A few months ago, in Shenzhen, China, a huge disaster happened. Shenzhen is in the south of China. Dust and ashes could be seen rising from the buildings collapsing as the landslide rushes down a hill. The death toll is 69 with 8 people reported missing. It was an industrial accident due to human negligence rather than a natural disaster. The local police had arrested some of the people involved in the irregularities of the huge waste dump which was built up in previous two years. In this post using Landsat 8 imagery data, we will conduct change detection in the area.

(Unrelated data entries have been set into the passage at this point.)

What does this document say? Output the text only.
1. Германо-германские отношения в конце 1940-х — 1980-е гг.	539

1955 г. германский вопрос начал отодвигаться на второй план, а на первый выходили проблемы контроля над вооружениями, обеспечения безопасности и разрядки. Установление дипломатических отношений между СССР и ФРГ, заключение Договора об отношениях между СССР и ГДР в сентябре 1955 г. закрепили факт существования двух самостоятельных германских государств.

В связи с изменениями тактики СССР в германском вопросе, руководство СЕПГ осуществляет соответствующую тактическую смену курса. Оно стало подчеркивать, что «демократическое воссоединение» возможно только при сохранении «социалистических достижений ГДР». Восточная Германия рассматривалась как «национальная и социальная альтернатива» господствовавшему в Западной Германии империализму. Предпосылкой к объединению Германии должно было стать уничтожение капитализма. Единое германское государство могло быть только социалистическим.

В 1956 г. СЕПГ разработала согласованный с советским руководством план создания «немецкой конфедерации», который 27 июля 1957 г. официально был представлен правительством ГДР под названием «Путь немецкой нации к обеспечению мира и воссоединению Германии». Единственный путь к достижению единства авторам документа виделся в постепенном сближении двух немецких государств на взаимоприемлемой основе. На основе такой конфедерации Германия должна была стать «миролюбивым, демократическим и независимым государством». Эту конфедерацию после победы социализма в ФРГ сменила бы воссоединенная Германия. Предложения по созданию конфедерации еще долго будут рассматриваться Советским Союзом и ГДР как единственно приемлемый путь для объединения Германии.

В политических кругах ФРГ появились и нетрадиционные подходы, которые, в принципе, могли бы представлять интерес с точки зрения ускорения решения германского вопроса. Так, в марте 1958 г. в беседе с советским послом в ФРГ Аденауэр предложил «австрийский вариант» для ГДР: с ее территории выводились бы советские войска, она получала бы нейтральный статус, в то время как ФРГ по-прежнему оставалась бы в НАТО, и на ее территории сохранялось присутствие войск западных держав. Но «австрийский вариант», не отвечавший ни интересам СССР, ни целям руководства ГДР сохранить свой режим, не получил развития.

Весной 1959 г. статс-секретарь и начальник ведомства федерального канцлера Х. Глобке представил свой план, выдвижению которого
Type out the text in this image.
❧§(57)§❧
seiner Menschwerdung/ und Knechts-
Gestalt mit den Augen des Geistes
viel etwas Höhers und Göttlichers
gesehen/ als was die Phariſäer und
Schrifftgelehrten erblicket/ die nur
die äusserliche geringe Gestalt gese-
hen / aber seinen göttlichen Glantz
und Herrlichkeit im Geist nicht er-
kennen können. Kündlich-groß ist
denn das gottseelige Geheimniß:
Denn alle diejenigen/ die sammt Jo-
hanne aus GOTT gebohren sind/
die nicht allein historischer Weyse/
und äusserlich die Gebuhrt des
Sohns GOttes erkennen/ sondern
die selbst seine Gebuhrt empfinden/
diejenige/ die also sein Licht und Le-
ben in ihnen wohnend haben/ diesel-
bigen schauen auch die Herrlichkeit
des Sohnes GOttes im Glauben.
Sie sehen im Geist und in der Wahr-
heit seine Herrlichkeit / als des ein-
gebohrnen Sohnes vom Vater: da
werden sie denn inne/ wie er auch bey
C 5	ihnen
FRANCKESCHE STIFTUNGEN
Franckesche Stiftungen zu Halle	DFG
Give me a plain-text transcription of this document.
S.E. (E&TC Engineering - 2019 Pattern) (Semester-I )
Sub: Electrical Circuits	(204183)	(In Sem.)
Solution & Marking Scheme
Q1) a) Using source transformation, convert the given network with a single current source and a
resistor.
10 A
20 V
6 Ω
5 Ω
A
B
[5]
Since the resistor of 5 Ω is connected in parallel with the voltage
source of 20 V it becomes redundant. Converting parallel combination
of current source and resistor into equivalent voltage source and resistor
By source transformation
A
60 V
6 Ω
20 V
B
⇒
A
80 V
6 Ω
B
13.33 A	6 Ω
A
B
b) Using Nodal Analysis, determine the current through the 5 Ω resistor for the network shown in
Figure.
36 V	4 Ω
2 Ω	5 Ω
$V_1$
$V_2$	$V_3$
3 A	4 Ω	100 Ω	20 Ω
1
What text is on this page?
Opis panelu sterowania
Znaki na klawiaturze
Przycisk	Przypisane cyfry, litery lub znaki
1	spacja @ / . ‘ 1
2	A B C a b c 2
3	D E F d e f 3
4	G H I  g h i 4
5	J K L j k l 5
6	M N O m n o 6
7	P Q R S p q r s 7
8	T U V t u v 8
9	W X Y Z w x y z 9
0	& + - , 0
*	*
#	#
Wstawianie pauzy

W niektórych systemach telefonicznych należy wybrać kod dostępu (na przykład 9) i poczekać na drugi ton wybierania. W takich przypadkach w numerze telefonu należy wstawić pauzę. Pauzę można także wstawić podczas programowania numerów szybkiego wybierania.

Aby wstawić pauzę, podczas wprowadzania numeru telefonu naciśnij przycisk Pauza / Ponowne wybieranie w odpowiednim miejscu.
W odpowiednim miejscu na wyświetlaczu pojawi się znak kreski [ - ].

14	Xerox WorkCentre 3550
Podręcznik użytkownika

Bellow are some images of the accident.
The standard processing parameters of Landsat 8 OLI and TIRS according to USGS are:
|Processing:||Level 1 T- Terrain Corrected|
|Pixel Size:||OLI multispectral bands 1-7,9: 30-meters
OLI panchromatic band 8: 15-meters
TIRS bands 10-11: collected at 100 meters but resampled
to 30 meters to match OLI multispectral bands
|Data Characteristics:||GeoTIFF data format
Cubic Convolution (CC) resampling
North Up (MAP) orientation
Universal Transverse Mercator (UTM) map projection (Polar Stereographic projection for scenes with a center latitude greater than or equal to -63.0 degrees)
World Geodetic System (WGS) 84 datum
12 meter circular error, 90% confidence global accuracy for OLI
41 meter circular error, 90% confidence global accuracy for TIRS
16-bit pixel values
So the next step after downloading the imagery data from the USGS’s Earth Explorer, is to use those two images, i.e one before and one after the disaster and apply the Normalized Difference Vegetation Index (NDVI) on both. The images are from the same sensor, so it doesn’t matter to provide an atmospheric correction i.e. transforming the Landsat images from DN values to radiance values.
By subtracting those two images the final product will show the extend of the disaster. The NDVI index is a simple graphical indicator and assess whether the target being observed contains live green vegetation or not.
On the NDVI 2015 and 2016 maps with green color represent the live green vegetation and the DNDVI (i.e. Subtracting the after the accident NDVI image from the before the accident NDVI image) displays with red, the areas that have big difference before and after the disaster. With blue colors are the areas with pretty much the same vegetation. The affected area is approximately 1500 square kilometers. Also the result is a bit distorted because the images are taken on different seasons.